No provision in the Universal Credit Regulations or Commencement Orders explicitly permits or prohibits the relinquishment of a Universal Credit award. In the absence of such a prohibition, a person receiving Universal Credit who wished to end their award could contact this Department in the usual way when they have a question concerning their award. Once this Department has received the claimant’s notification that they wish to relinquish their award, the necessary work would be taken to end it.
So, presuming a claimant can convince DWP to end their UC award – can they claim tax credits? The answer depends on their postcode.
- A UC claimant who lives in a digital service area does not have the option of going back to tax credits (unless they or their partner are over State Pension Credit age)

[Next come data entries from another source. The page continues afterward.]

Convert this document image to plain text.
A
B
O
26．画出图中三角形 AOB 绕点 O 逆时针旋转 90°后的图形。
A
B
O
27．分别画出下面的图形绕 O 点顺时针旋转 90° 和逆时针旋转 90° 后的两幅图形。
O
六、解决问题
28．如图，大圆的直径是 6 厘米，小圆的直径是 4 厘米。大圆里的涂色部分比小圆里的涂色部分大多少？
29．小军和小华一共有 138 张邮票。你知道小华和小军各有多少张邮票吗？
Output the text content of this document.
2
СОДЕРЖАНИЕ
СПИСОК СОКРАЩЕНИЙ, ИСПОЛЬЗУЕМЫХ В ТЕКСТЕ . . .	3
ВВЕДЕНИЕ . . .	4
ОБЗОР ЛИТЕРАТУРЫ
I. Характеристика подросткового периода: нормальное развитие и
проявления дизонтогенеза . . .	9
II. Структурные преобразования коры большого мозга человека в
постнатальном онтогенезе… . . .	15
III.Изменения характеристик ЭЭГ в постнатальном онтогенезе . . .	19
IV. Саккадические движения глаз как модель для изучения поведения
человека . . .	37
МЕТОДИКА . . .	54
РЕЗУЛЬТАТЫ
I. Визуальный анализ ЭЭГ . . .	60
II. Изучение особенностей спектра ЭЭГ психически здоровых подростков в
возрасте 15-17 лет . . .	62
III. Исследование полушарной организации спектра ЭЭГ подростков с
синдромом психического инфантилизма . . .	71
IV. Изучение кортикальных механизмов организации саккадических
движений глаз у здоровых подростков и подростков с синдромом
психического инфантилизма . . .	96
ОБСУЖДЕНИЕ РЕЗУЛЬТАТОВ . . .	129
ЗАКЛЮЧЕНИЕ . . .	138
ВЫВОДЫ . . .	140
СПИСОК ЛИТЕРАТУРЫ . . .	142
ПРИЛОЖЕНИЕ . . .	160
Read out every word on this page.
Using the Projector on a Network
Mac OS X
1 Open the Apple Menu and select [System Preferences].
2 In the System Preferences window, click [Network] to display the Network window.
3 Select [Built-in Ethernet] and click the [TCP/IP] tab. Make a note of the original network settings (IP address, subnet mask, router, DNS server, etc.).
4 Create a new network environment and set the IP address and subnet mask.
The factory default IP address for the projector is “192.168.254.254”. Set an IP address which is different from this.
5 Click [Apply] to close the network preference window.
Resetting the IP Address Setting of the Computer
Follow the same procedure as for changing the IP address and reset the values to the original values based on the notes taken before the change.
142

- A UC claimant who lives in a live service area could withdraw their claim and claim tax credits. The one exception to this is those who are treated as a ‘UC claimant’ which includes someone in a 6 month reclaim period after an earnings increase (see above) This would also seem to be the case if a digital claimant moves to a live service area.
However, before withdrawing a UC claim, a better-off calculation should be performed and consideration should be given to timing (due to the rules on assessment periods in UC) as well as other rules that exist under UC (such as conditionality, waiting days, monthly payments) that don’t exist on tax credits.
NOTE: This section and indeed the whole site is about the interaction between UC and tax credits. There are similar considerations in relation to other benefits which UC is replacing and the rules about switching between them may be different.